Mozart, Tchaikovsky, Sinatra and Hendrix - these and many others of the world's most famous musicians have had the "perfect" or "absolute" pitch.
The ability, defined as recognising the pitch of a musical note without having to compare it to any reference note, is quite rare in the US and Europe, where only about one person in 10,000 seems to have it.
Often lumped into the mysterious realm of talent, perfect pitch is - according to Diana Deutsch of the University of California, San Diego (UCSD) - probably more the result of nurture than nature, more environment than genes.
Deutsch and her co-authors find that musicians who speak an East Asian tone language fluently are much more likely to have perfect pitch.
"Perfect pitch for years seemed like a beautiful gift - given only to a few genetically endowed people. But our research suggests that it might be available to virtually everybody," Deutsch said.
Unlike English, many East Asian languages, such as Mandarin, Cantonese and Vietnamese, are "tonal", so that a word's meaning often depends on the tone in which it is said (not to be confused with intonation such as sarcasm).
Deutsch surmises that learning perfect pitch is, for fluent speakers of a tone language, akin to learning a second tone language.
The study follows up on one Deutsch did in 1999, which found that native speakers of Vietnamese and Mandarin exhibited a form of perfect pitch in enunciating words, which led her to hypothesise that pitch was an extra-musical ability.

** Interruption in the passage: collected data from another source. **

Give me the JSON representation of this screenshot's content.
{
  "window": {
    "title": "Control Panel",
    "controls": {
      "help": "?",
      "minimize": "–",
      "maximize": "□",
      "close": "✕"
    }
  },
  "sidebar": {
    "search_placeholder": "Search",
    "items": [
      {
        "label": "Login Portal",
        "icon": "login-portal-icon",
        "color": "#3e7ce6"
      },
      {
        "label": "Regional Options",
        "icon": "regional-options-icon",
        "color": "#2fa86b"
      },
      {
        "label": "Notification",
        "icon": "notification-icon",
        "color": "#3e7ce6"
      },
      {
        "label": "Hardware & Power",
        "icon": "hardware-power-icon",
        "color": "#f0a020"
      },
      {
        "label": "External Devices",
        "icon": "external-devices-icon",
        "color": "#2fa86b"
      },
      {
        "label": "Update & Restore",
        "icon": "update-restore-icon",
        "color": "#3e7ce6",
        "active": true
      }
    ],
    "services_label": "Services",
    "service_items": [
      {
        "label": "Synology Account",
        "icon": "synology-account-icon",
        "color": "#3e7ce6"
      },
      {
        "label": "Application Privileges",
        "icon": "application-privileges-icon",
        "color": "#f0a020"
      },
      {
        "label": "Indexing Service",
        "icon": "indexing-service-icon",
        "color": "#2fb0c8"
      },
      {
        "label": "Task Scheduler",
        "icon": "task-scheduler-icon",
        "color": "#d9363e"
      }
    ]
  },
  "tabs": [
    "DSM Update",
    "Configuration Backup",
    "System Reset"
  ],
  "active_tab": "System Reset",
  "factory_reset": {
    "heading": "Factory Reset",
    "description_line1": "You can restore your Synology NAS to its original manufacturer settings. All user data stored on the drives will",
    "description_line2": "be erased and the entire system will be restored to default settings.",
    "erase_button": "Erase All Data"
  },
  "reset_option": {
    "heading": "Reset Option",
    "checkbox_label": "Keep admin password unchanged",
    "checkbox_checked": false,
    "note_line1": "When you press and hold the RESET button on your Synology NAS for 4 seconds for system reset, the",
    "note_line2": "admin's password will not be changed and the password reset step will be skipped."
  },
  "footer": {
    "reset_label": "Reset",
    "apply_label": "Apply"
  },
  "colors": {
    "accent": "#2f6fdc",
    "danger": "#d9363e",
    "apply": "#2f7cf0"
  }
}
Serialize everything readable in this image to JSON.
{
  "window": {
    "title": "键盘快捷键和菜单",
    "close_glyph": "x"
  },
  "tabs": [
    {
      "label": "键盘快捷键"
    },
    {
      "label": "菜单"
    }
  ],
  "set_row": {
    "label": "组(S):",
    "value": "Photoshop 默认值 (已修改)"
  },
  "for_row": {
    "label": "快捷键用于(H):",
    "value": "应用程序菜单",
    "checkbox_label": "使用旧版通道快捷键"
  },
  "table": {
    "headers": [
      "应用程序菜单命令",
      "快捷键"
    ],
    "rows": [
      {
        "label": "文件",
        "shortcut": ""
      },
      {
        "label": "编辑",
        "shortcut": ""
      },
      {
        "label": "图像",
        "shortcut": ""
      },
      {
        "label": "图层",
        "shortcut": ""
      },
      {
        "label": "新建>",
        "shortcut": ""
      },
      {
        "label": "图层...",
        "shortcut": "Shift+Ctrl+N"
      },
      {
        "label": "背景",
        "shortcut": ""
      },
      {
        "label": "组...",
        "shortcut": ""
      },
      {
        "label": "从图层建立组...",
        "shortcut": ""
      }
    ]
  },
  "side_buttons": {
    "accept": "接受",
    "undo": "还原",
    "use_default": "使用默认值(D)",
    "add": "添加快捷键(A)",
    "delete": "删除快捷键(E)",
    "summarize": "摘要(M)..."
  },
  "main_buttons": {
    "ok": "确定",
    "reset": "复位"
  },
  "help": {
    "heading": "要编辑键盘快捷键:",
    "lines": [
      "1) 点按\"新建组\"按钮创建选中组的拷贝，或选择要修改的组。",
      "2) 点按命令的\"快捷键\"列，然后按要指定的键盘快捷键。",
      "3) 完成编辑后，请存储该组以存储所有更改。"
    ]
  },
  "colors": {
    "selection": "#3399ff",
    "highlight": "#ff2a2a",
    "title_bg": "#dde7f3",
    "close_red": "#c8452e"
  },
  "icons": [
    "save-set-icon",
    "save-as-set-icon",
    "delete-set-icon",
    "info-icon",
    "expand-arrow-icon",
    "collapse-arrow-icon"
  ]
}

Deutsch then set out to investigate perfect pitch in music. In 2004, she found that students at the Central Conservatory of Music in Beijing, China, all of whom spoke Mandarin, were almost nine times more likely to have perfect pitch than students at the Eastman School of Music in New York.
That last study, however, left open the question of whether perfect pitch might be a genetic trait - since all the Mandarin speakers were East Asian.
The present study looked at 203 students at the University of Southern California's Thornton School of Music, all of whom agreed to take the test in class (so there was no self-selection in the sample).
Deutsch and her colleagues found that students who spoke an East Asian tone language very fluently scored nearly 100 percent on the test, and that students who were only fairly fluent in a tone language scored lower overall.
Those students - either Caucasian or East Asian - who were not at all fluent in speaking a tone language scored the worst on average, said an UCSD release.
These findings were published in the Journal of the Acoustical Society of America.